What is DNS Spoofing?

by Bolster Research Labs on April 7, 2022

Domain Name Server (DNS) spoofing is a type of attack in which the DNS records are altered to redirect the online traffic to a spoofed website that resembles the original destination.

On landing the spoofed websites, adversaries can steal sensitive information such as credentials or credit card details depending upon the type of attack. Additionally, viruses, worms, and malwares can also be injected into the victim's machine.

Without understanding how the internet connects you to websites you might be deceived to think that a website is compromised. For a clear explanation understand what is DNS and how it works.

What is DNS?

A domain name system is used to translate the domain into the corresponding IP address. DNS or Domain Name Servers are a collective of four server types that compose the DNS lookup type. The four servers included are the resolving name server, root name server, top-level domain (TLD) name server, and authoritative name server. The resolving name server is designed to query the web server for the targeted IP address of a domain name, this lookup process resides inside the operating system.

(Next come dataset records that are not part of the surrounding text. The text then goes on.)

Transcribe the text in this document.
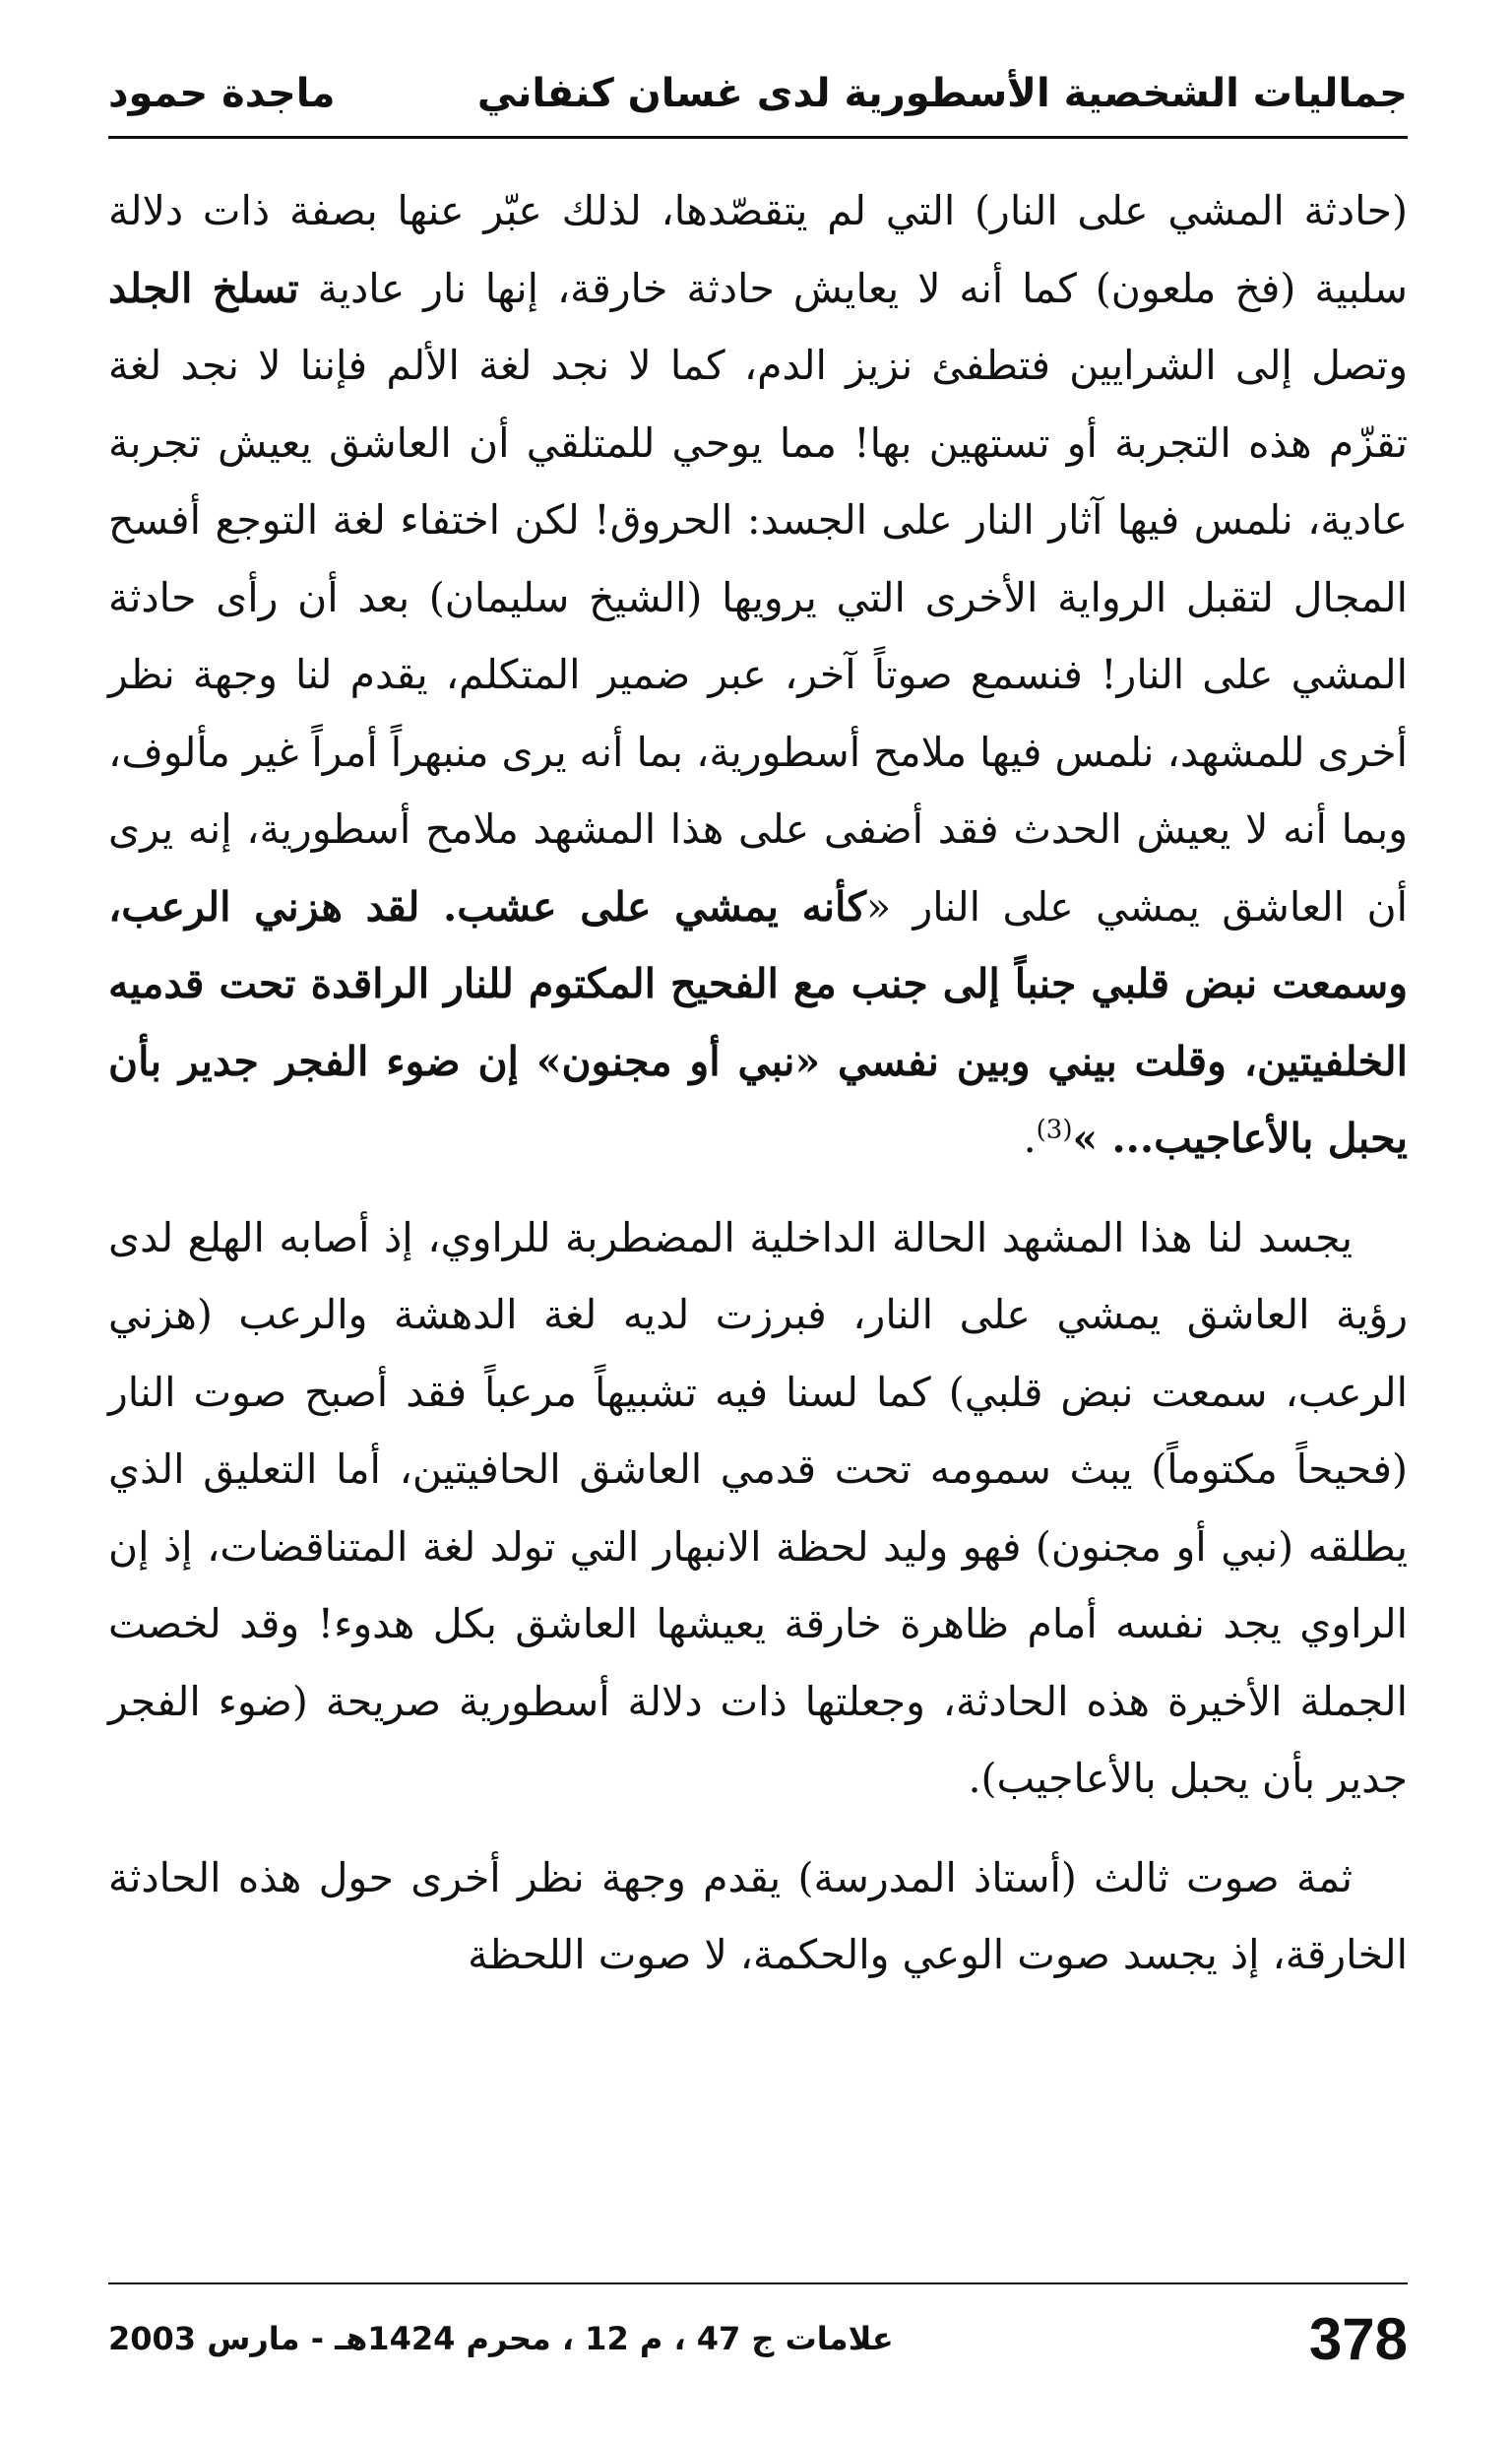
جماليات الشخصية الأسطورية لدى غسان كنفاني
ماجدة حمود

(حادثة المشي على النار) التي لم يتقصّدها، لذلك عبّر عنها بصفة ذات دلالة سلبية (فخ ملعون) كما أنه لا يعايش حادثة خارقة، إنها نار عادية تسلخ الجلد وتصل إلى الشرايين فتطفئ نزيز الدم، كما لا نجد لغة الألم فإننا لا نجد لغة تقزّم هذه التجربة أو تستهين بها! مما يوحي للمتلقي أن العاشق يعيش تجربة عادية، نلمس فيها آثار النار على الجسد: الحروق! لكن اختفاء لغة التوجع أفسح المجال لتقبل الرواية الأخرى التي يرويها (الشيخ سليمان) بعد أن رأى حادثة المشي على النار! فنسمع صوتاً آخر، عبر ضمير المتكلم، يقدم لنا وجهة نظر أخرى للمشهد، نلمس فيها ملامح أسطورية، بما أنه يرى منبهراً أمراً غير مألوف، وبما أنه لا يعيش الحدث فقد أضفى على هذا المشهد ملامح أسطورية، إنه يرى أن العاشق يمشي على النار «كأنه يمشي على عشب. لقد هزني الرعب، وسمعت نبض قلبي جنباً إلى جنب مع الفحيح المكتوم للنار الراقدة تحت قدميه الخلفيتين، وقلت بيني وبين نفسي «نبي أو مجنون» إن ضوء الفجر جدير بأن يحبل بالأعاجيب... »$^{(3)}$.

يجسد لنا هذا المشهد الحالة الداخلية المضطربة للراوي، إذ أصابه الهلع لدى رؤية العاشق يمشي على النار، فبرزت لديه لغة الدهشة والرعب (هزني الرعب، سمعت نبض قلبي) كما لسنا فيه تشبيهاً مرعباً فقد أصبح صوت النار (فحيحاً مكتوماً) يبث سمومه تحت قدمي العاشق الحافيتين، أما التعليق الذي يطلقه (نبي أو مجنون) فهو وليد لحظة الانبهار التي تولد لغة المتناقضات، إذ إن الراوي يجد نفسه أمام ظاهرة خارقة يعيشها العاشق بكل هدوء! وقد لخصت الجملة الأخيرة هذه الحادثة، وجعلتها ذات دلالة أسطورية صريحة (ضوء الفجر جدير بأن يحبل بالأعاجيب).

ثمة صوت ثالث (أستاذ المدرسة) يقدم وجهة نظر أخرى حول هذه الحادثة الخارقة، إذ يجسد صوت الوعي والحكمة، لا صوت اللحظة

378
علامات ج 47 ، م 12 ، محرم 1424هـ - مارس 2003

How does a DNS Lookup Work?

Here’s how DNS lookup works:-

Sponsorships Available

Your web browser and the operating system try to recall the IP address attached to a particular Domain name, if the IP is previously visited then it can be retrieved from the computer’s internal storage or memory cache.
If neither of the components has the answer, the OS move queries forward to resolving the name server. This query starts searching through a chain of servers to find the answer.
Ultimately, the resolver finds the IP address and delivers it to the OS, which in turn passes it back to the web browser.

DNS Spoofing Attacks

Man-in-the-middle (MITM): With the interception of communication between users and the DNS server, an attacker can lead the users to a malicious IP address.
DNS Server Hijack: The attacker hijacks the DNS server, which is configured to return a malicious IP address.

How do attackers poison DNS cache

DNS cache poisoning is an attack in which false information is entered into the DNS cache so that DNS queries return an incorrect response and users are directed to the wrong websites. DNS cache poisoning is another term used for DNS Spoofing.

The following example will illustrate how DNS cache poisoning works. Suppose an attacker with IP address (192.168.1.100), intercepts a communication between a client IP (192.168.1.150), and a server of ‘www.example.com’ IP address (192.168.1.200).

An attacker poison the DNS cache by querying the IP of ‘example.com’ and then forging the reply with its IP (192.168.1.100). Now the entry for ‘www.example.com’ IP is changed from (192.168.1.200) to (192.168.1.100) in the DNS server.

If the client (192.168.1.150) tries to communicate with the ‘example.com’, the DNS server will reply with the poisoned entry that is the IP of the attacker (192.168.1.100). A fake website hosted on this address will pose as the original one and the user might be deceived to provide the sensitive information.

This attack is possible because the DNS server uses UDP instead of TCP. In TCP both the communication, parties require to perform the ‘handshake’ to initiate the connection whereas in UDP there is no integrity check of the source.

Threats from DNS Spoofing

Data theft – Attackers commonly target banking and e-commerce websites, as they are easily spoofed, meaning the personal information can be compromised.
Halt security update – If spoofed sites include service providers, then it can halt the essential security updates, leaving devices vulnerable to other threats.
Malware infection – With the spoofed redirection attacker the site can affect the visitor with the malwares and viruses.